In response to the ban, Emirates announced Thursday that it will offer a free new “handling service” to allow passengers to use tablets and laptops during the first leg of their journey or at their gate.

Just prior to boarding a U.S.-bound flight, travelers will then declare and hand over their prohibited electronic devices to security staff. The devices will then be carefully packed into boxes, loaded into the aircraft hold and returned to the customer at their U.S. destination. 

A spokesperson for the DHS said that the service is compliant with the new electronics policy, as long as the banned items are not brought into the flight cabin.

“Our aim is to ensure compliance with the new rules, while minimizing disruption to passenger flow and impact on customer experience,” Tim Clark, the president of Emirates, said in a statement. “Our new complimentary service enables passengers, particularly those flying for business, to have the flexibility to use their devices until the last possible moment.”
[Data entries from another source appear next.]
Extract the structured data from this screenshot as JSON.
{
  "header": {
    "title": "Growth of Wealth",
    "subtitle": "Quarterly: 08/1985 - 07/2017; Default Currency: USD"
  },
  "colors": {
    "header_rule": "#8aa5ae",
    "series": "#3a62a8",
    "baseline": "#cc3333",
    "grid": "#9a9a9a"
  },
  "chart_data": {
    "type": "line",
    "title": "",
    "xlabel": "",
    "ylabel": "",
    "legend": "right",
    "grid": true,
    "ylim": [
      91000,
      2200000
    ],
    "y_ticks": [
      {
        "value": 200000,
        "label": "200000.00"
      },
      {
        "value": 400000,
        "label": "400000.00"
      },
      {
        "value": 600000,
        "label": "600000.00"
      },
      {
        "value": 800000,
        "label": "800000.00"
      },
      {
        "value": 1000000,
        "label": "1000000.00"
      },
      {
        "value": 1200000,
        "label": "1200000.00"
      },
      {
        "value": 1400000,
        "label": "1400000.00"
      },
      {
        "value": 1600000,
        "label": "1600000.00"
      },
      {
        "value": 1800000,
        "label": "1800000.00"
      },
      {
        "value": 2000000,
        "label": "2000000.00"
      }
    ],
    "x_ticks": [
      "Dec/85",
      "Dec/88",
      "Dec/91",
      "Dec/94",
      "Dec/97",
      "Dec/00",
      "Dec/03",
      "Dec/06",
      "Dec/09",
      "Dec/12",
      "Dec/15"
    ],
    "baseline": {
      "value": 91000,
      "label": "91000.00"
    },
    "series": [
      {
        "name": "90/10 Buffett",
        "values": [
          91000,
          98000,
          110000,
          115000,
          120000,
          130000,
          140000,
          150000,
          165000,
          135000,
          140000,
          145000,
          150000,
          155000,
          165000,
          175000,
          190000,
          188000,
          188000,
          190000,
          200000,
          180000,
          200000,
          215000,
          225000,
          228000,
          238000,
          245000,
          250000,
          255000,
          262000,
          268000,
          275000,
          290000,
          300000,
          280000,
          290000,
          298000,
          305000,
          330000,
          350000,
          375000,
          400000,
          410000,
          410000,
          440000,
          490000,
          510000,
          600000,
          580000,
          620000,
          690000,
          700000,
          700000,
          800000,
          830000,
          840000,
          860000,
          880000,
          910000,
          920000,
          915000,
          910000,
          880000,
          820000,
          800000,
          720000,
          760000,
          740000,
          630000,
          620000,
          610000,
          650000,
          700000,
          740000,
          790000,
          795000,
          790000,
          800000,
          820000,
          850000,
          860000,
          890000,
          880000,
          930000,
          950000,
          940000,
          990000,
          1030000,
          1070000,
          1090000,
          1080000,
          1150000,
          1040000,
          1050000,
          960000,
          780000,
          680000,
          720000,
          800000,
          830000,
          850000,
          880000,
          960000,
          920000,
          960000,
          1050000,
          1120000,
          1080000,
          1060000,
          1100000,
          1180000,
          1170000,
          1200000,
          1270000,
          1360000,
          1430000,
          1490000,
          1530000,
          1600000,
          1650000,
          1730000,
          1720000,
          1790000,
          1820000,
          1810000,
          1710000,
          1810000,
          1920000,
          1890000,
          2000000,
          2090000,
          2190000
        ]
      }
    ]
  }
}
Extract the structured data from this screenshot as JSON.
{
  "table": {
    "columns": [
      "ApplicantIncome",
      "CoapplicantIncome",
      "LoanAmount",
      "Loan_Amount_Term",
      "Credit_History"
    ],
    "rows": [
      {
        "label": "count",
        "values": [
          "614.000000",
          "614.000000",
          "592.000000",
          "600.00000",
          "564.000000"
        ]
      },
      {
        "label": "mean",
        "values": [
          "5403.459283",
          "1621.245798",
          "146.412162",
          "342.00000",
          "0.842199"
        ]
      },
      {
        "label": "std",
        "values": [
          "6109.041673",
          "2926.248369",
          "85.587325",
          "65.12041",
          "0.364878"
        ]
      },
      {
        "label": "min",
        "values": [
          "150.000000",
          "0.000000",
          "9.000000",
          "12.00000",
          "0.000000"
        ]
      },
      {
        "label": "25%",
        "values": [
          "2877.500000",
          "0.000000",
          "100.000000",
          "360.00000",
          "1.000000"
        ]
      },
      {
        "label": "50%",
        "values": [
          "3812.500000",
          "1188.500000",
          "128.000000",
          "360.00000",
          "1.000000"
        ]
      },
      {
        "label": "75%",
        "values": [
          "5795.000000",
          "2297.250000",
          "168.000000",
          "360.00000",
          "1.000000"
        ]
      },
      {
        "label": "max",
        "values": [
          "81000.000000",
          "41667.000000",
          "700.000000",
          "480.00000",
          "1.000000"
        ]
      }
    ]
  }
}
The airline was also quick to point out that passengers can still use their smartphones while on board. Emirates says 90 percent of its passengers on U.S.-bound flights using mobile and Wi-Fi connectivity services do so through their smartphones.

“That is not to say that other passengers are not using their devices offline, but perhaps the silver lining to this is that they can now justifiably give themselves a break from their devices, enjoy our onboard service and catch up on the latest movies, music, and TV box sets that we have on offer,” Clark said. 
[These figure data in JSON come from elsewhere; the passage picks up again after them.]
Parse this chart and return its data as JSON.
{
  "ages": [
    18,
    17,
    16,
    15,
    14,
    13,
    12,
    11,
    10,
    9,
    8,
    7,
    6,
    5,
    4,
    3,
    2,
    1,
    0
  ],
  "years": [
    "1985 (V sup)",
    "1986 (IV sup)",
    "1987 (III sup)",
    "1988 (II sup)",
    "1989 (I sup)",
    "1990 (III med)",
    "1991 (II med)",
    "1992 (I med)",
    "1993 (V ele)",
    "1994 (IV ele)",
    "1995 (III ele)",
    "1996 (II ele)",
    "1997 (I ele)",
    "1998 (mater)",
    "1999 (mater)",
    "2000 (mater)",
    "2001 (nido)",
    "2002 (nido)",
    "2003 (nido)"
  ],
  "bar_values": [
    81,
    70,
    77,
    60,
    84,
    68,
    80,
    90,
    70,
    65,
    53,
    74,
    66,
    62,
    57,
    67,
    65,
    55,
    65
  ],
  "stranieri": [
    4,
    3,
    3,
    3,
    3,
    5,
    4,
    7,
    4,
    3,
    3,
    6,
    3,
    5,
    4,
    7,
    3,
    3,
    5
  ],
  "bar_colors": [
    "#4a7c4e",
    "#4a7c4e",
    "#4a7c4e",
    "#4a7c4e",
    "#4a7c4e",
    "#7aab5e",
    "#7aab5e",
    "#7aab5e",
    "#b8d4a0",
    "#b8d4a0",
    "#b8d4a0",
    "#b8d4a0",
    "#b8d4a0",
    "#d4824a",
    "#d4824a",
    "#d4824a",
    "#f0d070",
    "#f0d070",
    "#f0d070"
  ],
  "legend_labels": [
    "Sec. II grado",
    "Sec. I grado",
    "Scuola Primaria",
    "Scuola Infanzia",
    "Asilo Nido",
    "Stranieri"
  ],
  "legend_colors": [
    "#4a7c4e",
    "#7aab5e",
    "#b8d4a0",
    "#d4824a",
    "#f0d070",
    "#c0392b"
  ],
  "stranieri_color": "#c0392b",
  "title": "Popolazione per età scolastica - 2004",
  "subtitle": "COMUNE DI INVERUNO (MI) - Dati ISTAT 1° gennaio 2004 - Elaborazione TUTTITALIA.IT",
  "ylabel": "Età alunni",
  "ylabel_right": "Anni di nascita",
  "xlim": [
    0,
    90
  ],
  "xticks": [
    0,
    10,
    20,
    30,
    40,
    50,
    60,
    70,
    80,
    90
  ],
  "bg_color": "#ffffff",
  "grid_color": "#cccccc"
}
Airlines also did public outreach on social media. Emirates, which employs actress Jennifer Aniston as a celebrity spokeswoman, posted an advertisement on Twitter that says, “Who needs tablets and laptops anyway?” and highlighted some of its in-flight features.

Etihad Airways posted a similar advertisement titled "Make Flying Great Again," showcasing its entertainment and dining options.

And Royal Jordanian, which has been posting a series of Tweets ribbing the U.S. over the new security protocols, is also offering alternative ideas for how travelers can keep themselves occupied on a long transatlantic flight. Some of the suggestions include "read a book," "meditate," "pretend tray table is a keyboard" and "think of reasons why you don't have a tablet or laptop with you."

 

 

The effort suggests that Gulf carriers are worried about the damage of the electronics ban on their business. Tourists and business travelers who often work while they fly and may be reluctant to put expensive electronics with sensitive information in checked baggage, and they may decide to avoid Middle Eastern airports altogether.

The United Kingdom announced a similar rule this week, but thatr ban does not affect Emirates, Qatar Airways and Etihad Airways, which have been major industry rivals in the U.S.

Clark told CNN that the security protocols will be "hugely disruptive" for Emirates and he questioned why only some airlines and airports are singled out.

"After all, if these devices are viewed by the United States and the United Kingdom as potential instruments of threat, they can be loaded on any airplane anywhere," Clark said. "To suggest that Dubai doesn't have the equal capabilities or better than the Europeans, the Americans and the Asians in terms of search, interdiction and surveillance, I find amazing.”